Chapman, also known as Chapman Woods is a neighborhood in Pasadena, California. It is bordered by Del Mar Boulevard to the north, Huntington Drive to the south, the Eaton Wash to the west, and Highway 19 (Rosemead Boulevard) to the east.
Chapman is an anomaly in that part of the neighborhood is in incorporated Pasadena while part is in unincorporated Los Angeles County.
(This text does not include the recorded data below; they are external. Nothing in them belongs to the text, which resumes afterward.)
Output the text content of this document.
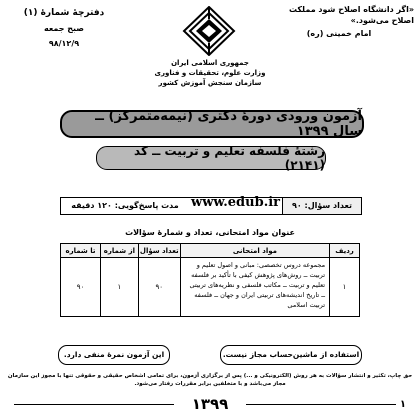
«اگر دانشگاه اصلاح شود مملکت اصلاح می‌شود.»
امام خمینی (ره)
دفترچهٔ شمارهٔ (۱)
صبح جمعه
۹۸/۱۲/۹
جمهوری اسلامی ایران
وزارت علوم، تحقیقات و فناوری
سازمان سنجش آموزش کشور
آزمون ورودی دورهٔ دکتری (نیمه‌متمرکز) ــ سال ۱۳۹۹
رشتهٔ فلسفه تعلیم و تربیت ــ کد (۲۱۴۱)
تعداد سؤال: ۹۰
www.edub.ir
مدت پاسخ‌گویی: ۱۲۰ دقیقه
عنوان مواد امتحانی، تعداد و شمارهٔ سؤالات
ردیف	مواد امتحانی	تعداد سؤال	از شماره	تا شماره
۱	مجموعه دروس تخصصی: مبانی و اصول تعلیم و تربیت ــ روش‌های پژوهش کیفی با تأکید بر فلسفه تعلیم و تربیت ــ مکاتب فلسفی و نظریه‌های تربیتی ــ تاریخ اندیشه‌های تربیتی ایران و جهان ــ فلسفه تربیت اسلامی	۹۰	۱	۹۰
استفاده از ماشین‌حساب مجاز نیست.
این آزمون نمرهٔ منفی دارد.
حق چاپ، تکثیر و انتشار سؤالات به هر روش (الکترونیکی و ...) پس از برگزاری آزمون، برای تمامی اشخاص حقیقی و حقوقی تنها با مجوز این سازمان مجاز می‌باشد و با متخلفین برابر مقررات رفتار می‌شود.
۱۳۹۹	۱
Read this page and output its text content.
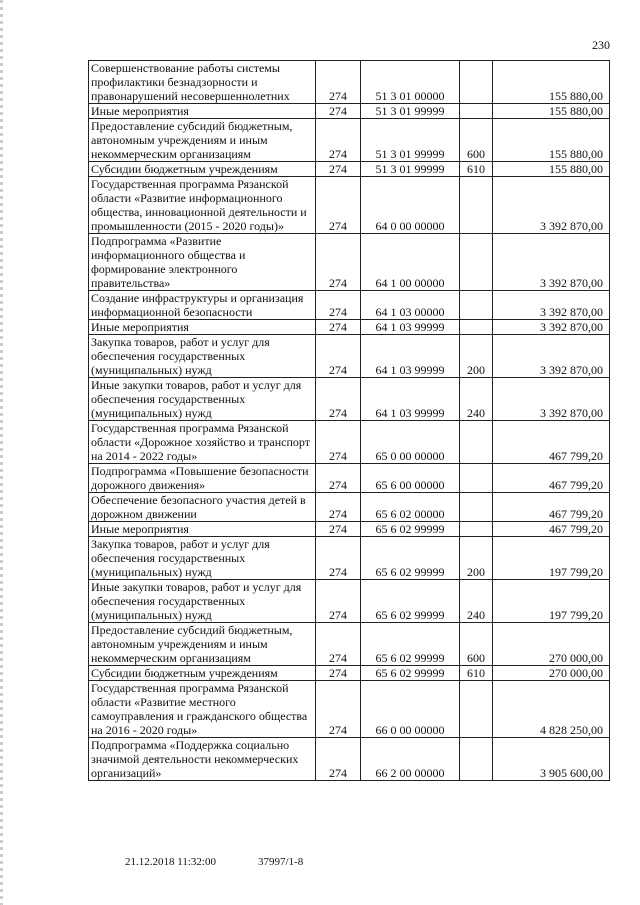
230
Совершенствование работы системы профилактики безнадзорности и правонарушений несовершеннолетних	274	51 3 01 00000		155 880,00
Иные мероприятия	274	51 3 01 99999		155 880,00
Предоставление субсидий бюджетным, автономным учреждениям и иным некоммерческим организациям	274	51 3 01 99999	600	155 880,00
Субсидии бюджетным учреждениям	274	51 3 01 99999	610	155 880,00
Государственная программа Рязанской области «Развитие информационного общества, инновационной деятельности и промышленности (2015 - 2020 годы)»	274	64 0 00 00000		3 392 870,00
Подпрограмма «Развитие информационного общества и формирование электронного правительства»	274	64 1 00 00000		3 392 870,00
Создание инфраструктуры и организация информационной безопасности	274	64 1 03 00000		3 392 870,00
Иные мероприятия	274	64 1 03 99999		3 392 870,00
Закупка товаров, работ и услуг для обеспечения государственных (муниципальных) нужд	274	64 1 03 99999	200	3 392 870,00
Иные закупки товаров, работ и услуг для обеспечения государственных (муниципальных) нужд	274	64 1 03 99999	240	3 392 870,00
Государственная программа Рязанской области «Дорожное хозяйство и транспорт на 2014 - 2022 годы»	274	65 0 00 00000		467 799,20
Подпрограмма «Повышение безопасности дорожного движения»	274	65 6 00 00000		467 799,20
Обеспечение безопасного участия детей в дорожном движении	274	65 6 02 00000		467 799,20
Иные мероприятия	274	65 6 02 99999		467 799,20
Закупка товаров, работ и услуг для обеспечения государственных (муниципальных) нужд	274	65 6 02 99999	200	197 799,20
Иные закупки товаров, работ и услуг для обеспечения государственных (муниципальных) нужд	274	65 6 02 99999	240	197 799,20
Предоставление субсидий бюджетным, автономным учреждениям и иным некоммерческим организациям	274	65 6 02 99999	600	270 000,00
Субсидии бюджетным учреждениям	274	65 6 02 99999	610	270 000,00
Государственная программа Рязанской области «Развитие местного самоуправления и гражданского общества на 2016 - 2020 годы»	274	66 0 00 00000		4 828 250,00
Подпрограмма «Поддержка социально значимой деятельности некоммерческих организаций»	274	66 2 00 00000		3 905 600,00
21.12.2018 11:32:00	37997/1-8
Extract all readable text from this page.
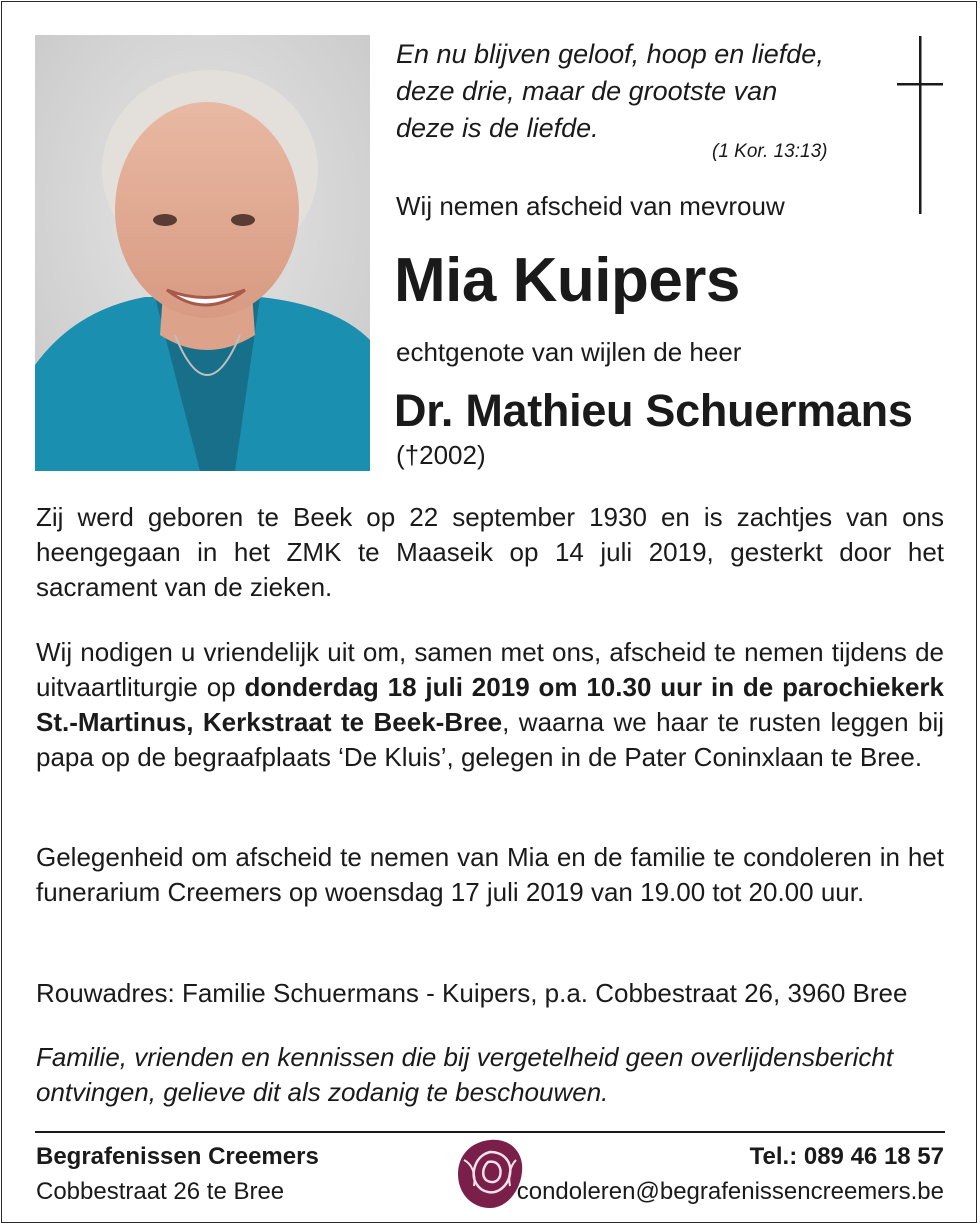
En nu blijven geloof, hoop en liefde,
deze drie, maar de grootste van
deze is de liefde.
(1 Kor. 13:13)
Wij nemen afscheid van mevrouw
Mia Kuipers
echtgenote van wijlen de heer
Dr. Mathieu Schuermans
(†2002)
Zij werd geboren te Beek op 22 september 1930 en is zachtjes van ons heengegaan in het ZMK te Maaseik op 14 juli 2019, gesterkt door het sacrament van de zieken.
Wij nodigen u vriendelijk uit om, samen met ons, afscheid te nemen tijdens de uitvaartliturgie op donderdag 18 juli 2019 om 10.30 uur in de parochiekerk St.-Martinus, Kerkstraat te Beek-Bree, waarna we haar te rusten leggen bij papa op de begraafplaats ‘De Kluis’, gelegen in de Pater Coninxlaan te Bree.
Gelegenheid om afscheid te nemen van Mia en de familie te condoleren in het funerarium Creemers op woensdag 17 juli 2019 van 19.00 tot 20.00 uur.
Rouwadres: Familie Schuermans - Kuipers, p.a. Cobbestraat 26, 3960 Bree
Familie, vrienden en kennissen die bij vergetelheid geen overlijdensbericht ontvingen, gelieve dit als zodanig te beschouwen.
Begrafenissen Creemers
Cobbestraat 26 te Bree
Tel.: 089 46 18 57
condoleren@begrafenissencreemers.be
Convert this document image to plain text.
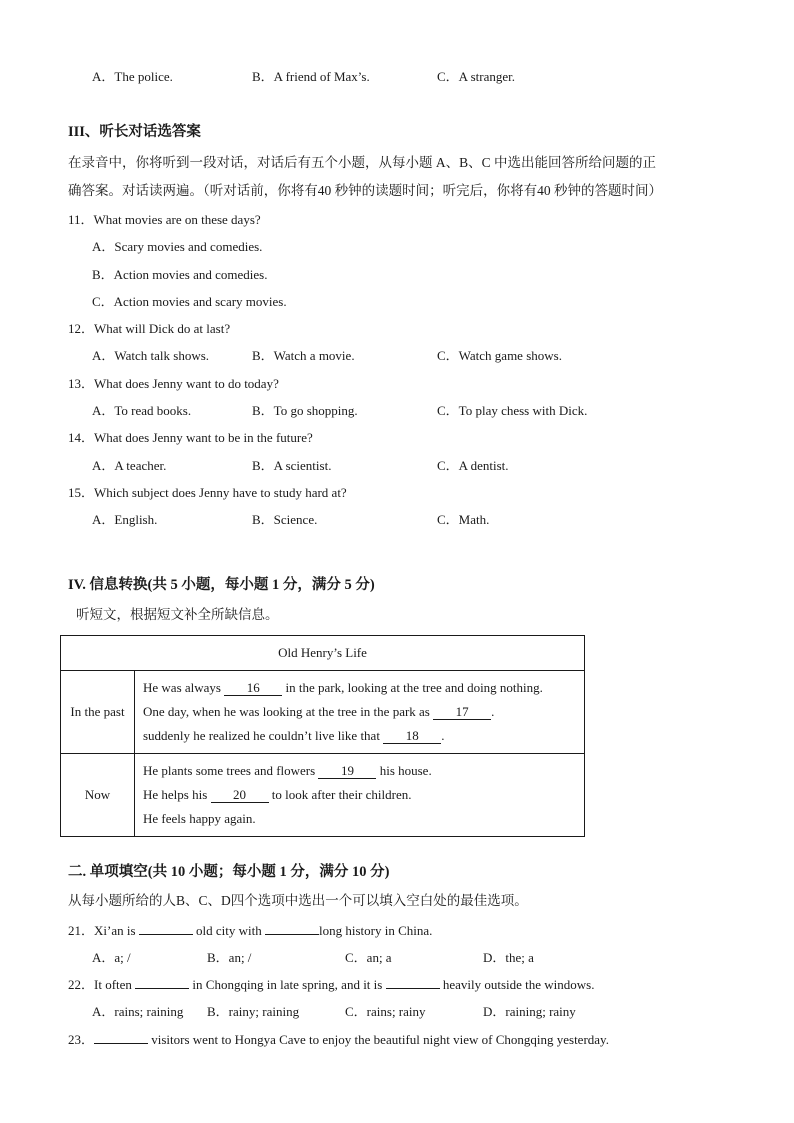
A．The police.	B．A friend of Max’s.	C．A stranger.
III、听长对话选答案
在录音中，你将听到一段对话，对话后有五个小题，从每小题 A、B、C 中选出能回答所给问题的正
确答案。对话读两遍。（听对话前，你将有40 秒钟的读题时间；听完后，你将有40 秒钟的答题时间）
11．What movies are on these days?
A．Scary movies and comedies.
B．Action movies and comedies.
C．Action movies and scary movies.
12．What will Dick do at last?
A．Watch talk shows.	B．Watch a movie.	C．Watch game shows.
13．What does Jenny want to do today?
A．To read books.	B．To go shopping.	C．To play chess with Dick.
14．What does Jenny want to be in the future?
A．A teacher.	B．A scientist.	C．A dentist.
15．Which subject does Jenny have to study hard at?
A．English.	B．Science.	C．Math.
IV. 信息转换(共 5 小题，每小题 1 分，满分 5 分)
听短文，根据短文补全所缺信息。
Old Henry’s Life	
In the past	He was always 16 in the park, looking at the tree and doing nothing.
One day, when he was looking at the tree in the park as 17 .
suddenly he realized he couldn’t live like that 18 .

Now	He plants some trees and flowers 19 his house.
He helps his 20 to look after their children.
He feels happy again.
二. 单项填空(共 10 小题；每小题 1 分，满分 10 分)
从每小题所给的人B、C、D四个选项中选出一个可以填入空白处的最佳选项。
21．Xi’an is	old city with	long history in China.
A．a; /	B．an; /	C．an; a	D．the; a
22．It often	in Chongqing in late spring, and it is	heavily outside the windows.
A．rains; raining B．rainy; raining	C．rains; rainy	D．raining; rainy
23．	visitors went to Hongya Cave to enjoy the beautiful night view of Chongqing yesterday.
The region is named after Alfred Chapman who purchased the surrounding land and built his home on the corner of present-day California Boulevard and Ivydale Court.

Landmarks
There is heavy commercial development on Foothill Boulevard, Colorado Boulevard, and Highway 19. The central feature of the neighborhood is Willard Elementary School and Wilson Middle School, which face each other across Madre Street. All entrances into the neighborhood are signed with signs that says "Chapman Woods".

Education
Chapman is served by Willard Elementary School, Wilson Middle School and Pasadena High School in the Pasadena Unified School District.

Transportation
The Metro Gold Line has a terminal complex on Sierra Madre Villa Avenue and Foothill Boulevard. The neighborhood overall is served by Metro Local lines 266 and 267; Pasadena Transit routes 31, 32, 40 and 60; and Foothill Transit Route 187.